Can I hint the optimizer by giving the range of an

2019-01-16 00:14发布

问题:

I am using an int type to store a value. By the semantics of the program, the value always varies in a very small range (0 - 36), and int (not a char) is used only because of the CPU efficiency.

It seems like many special arithmetical optimizations can be performed on such a small range of integers. Many function calls on those integers might be optimized into a small set of "magical" operations, and some functions may even be optimized into table look-ups.

So, is it possible to tell the compiler that this int is always in that small range, and is it possible for the compiler to do those optimizations?

回答1:

Yes, it is possible. For example, for gcc you can use __builtin_unreachable to tell the compiler about impossible conditions, like so:

if (value < 0 || value > 36) __builtin_unreachable();

We can wrap the condition above in a macro:

#define assume(cond) do { if (!(cond)) __builtin_unreachable(); } while (0)

And use it like so:

assume(x >= 0 && x <= 10);

As you can see, gcc performs optimizations based on this information:

#define assume(cond) do { if (!(cond)) __builtin_unreachable(); } while (0)

int func(int x){
    assume(x >=0 && x <= 10);

    if (x > 11){
        return 2;
    }
    else{
        return 17;
    }
}

Produces:

func(int):
    mov     eax, 17
    ret

One downside, however, that if your code ever breaks such assumptions, you get undefined behavior.

It doesn't notify you when this happens, even in debug builds. To debug/test/catch bugs with assumptions more easily, you can use a hybrid assume/assert macro (credits to @David Z), like this one:

#if defined(NDEBUG)
#define assume(cond) do { if (!(cond)) __builtin_unreachable(); } while (0)
#else
#include <cassert>
#define assume(cond) assert(cond)
#endif

In debug builds (with NDEBUG not defined), it works like an ordinary assert, printing error message and abort'ing program, and in release builds it makes use of an assumption, producing optimized code.

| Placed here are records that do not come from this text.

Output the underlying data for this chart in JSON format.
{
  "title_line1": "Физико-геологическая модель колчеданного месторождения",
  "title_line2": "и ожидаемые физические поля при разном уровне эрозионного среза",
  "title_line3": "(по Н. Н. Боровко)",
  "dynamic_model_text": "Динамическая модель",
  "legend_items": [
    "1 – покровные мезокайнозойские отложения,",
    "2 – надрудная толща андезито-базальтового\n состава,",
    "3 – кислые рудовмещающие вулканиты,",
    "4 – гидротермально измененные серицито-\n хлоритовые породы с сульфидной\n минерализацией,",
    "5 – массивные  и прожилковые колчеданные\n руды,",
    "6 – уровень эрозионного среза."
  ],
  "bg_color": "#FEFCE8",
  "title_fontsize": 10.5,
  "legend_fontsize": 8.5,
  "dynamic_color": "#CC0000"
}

Note, however, that it is not a substitute for regular assert - cond remains in release builds, so you should not do something like assume(VeryExpensiveComputation()).



回答2:

There is standard support for this. What you should do is to include stdint.h (cstdint) and then use the type uint_fast8_t.

This tells the compiler that you are only using numbers between 0 - 255, but that it is free to use a larger type if that gives faster code. Similarly, the compiler can assume that the variable will never have a value above 255 and then do optimizations accordingly.



回答3:

The current answer is good for the case when you know for sure what the range is, but if you still want correct behavior when the value is out of the expected range, then it won't work.

For that case, I found this technique can work:

if (x == c)  // assume c is a constant
{
    foo(x);
}
else
{
    foo(x);
}

The idea is a code-data tradeoff: you're moving 1 bit of data (whether x == c) into control logic.
This hints to the optimizer that x is in fact a known constant c, encouraging it to inline and optimize the first invocation of foo separately from the rest, possibly quite heavily.

Make sure to actually factor the code into a single subroutine foo, though -- don't duplicate the code.

Example:

For this technique to work you need to be a little lucky -- there are cases where the compiler decides not to evaluate things statically, and they're kind of arbitrary. But when it works, it works well:

#include <math.h>
#include <stdio.h>

unsigned foo(unsigned x)
{
    return x * (x + 1);
}

unsigned bar(unsigned x) { return foo(x + 1) + foo(2 * x); }

int main()
{
    unsigned x;
    scanf("%u", &x);
    unsigned r;
    if (x == 1)
    {
        r = bar(bar(x));
    }
    else if (x == 0)
    {
        r = bar(bar(x));
    }
    else
    {
        r = bar(x + 1);
    }
    printf("%#x\n", r);
}

Just use -O3 and notice the pre-evaluated constants 0x20 and 0x30e in the assembler output.



回答4:

I am just pitching in to say that if you may want a solution that is more standard C++, you can use the [[noreturn]] attribute to write your own unreachable.

So I'll re-purpose deniss' excellent example to demonstrate:

namespace detail {
    [[noreturn]] void unreachable(){}
}

#define assume(cond) do { if (!(cond)) detail::unreachable(); } while (0)

int func(int x){
    assume(x >=0 && x <= 10);

    if (x > 11){
        return 2;
    }
    else{
        return 17;
    }
}

Which as you can see, results in nearly identical code:

detail::unreachable():
        rep ret
func(int):
        movl    $17, %eax
        ret

The downside is of course, that you get a warning that a [[noreturn]] function does, indeed, return.